No tengo absolutamente nada en contra del entretenimiento inofensivo. Creo que una industria madura y que pretenda sobrevivir ha de poner a disposición de su público una oferta amplia y adaptada a todo tipo de paladares. Soy el primero en cargar cada sábado a la tarde con un gigantesco cubo de palomitas hacia mi butaca de la fila treinta y cinco o en pulsar el botón start de un shooter que apesta a genérico tras un día jodido en la oficina. Lo que no soporto, sin embargo, es que pretendan venderme esa misma moto atiborrada de trasfondo y erudición -con sonrojante autorreferencia incluída- para otorgarle una apariencia de complejidad y trascendentalismo de chichinabo tras la cual se esconde un shooter ramplón, conservador como él sólo, construido en base a mecánicas de hace veinte años y cuya única preocupación radica en llevar de la mano al jugador hacia el final de una historia de redención. Redención, eso sí, a tiro limpio, que oye, al fin y al cabo esto va de vender juegos.

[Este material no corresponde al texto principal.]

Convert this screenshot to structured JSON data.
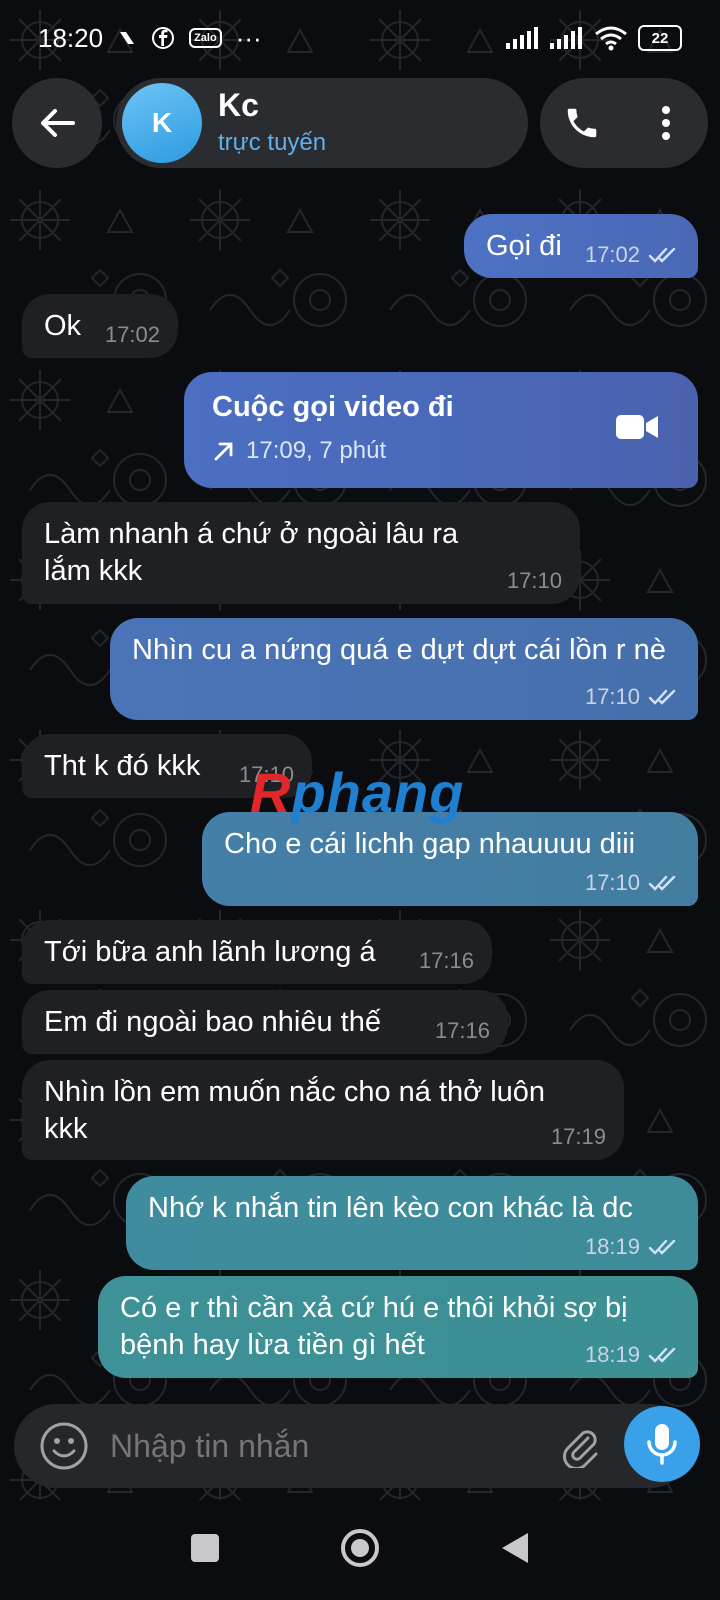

Me resulta en este sentido llamativo el entusiasmo que ha generado Bioshock Infinite en determinados medios, que no han dudado en calificarlo como de clásico instantáneo, auténtica revolución digital o fascinante ejercicio de metanarrativa y simbolismos varios basados en la numerología. Con todo, y sin entrar a cuestionar la indudable capacidad estilística del juego, lo cierto es que en 1993 Doom ya sentó cátedra manejando el lenguaje de la pólvora, Alone in the Dark ya jugaba en 1992 a esconder retales de historia en los inquietantes rincones de Derceto y hace tiempo que Silent Hill 2 mostró la oscuridad del alma humana en habitaciones de hospital empapadas en pecado.

En lo referente a la numerología, nunca he sido de simbolismos matemáticos, ya que entiendo que no siempre son premeditados y con frecuencia habitan en la entusiasmada cabeza del espectador antes que en la del creador. En cualquier caso, y ya para ir terminando, he de decirles que si suman ustedes el número de veces que aparece la palabra "jodido" en este texto obtendrán la cifra exacta de la Santísima Trinidad, las ocasiones en que las aguas del Jordán fueron partidas, las mentiras pronunciadas por Pedro antes de que el gallo cantara dos veces y las entregas de Star Wars que es posible contemplar sin que a uno le brote un sarpullido. Por no hablar del número de whiskys dobles que tuve a bien atizarme tras finalizar el juego que nos ocupa. En fin, qué les voy a decir a ustedes. Ken Levine es un jodido genio.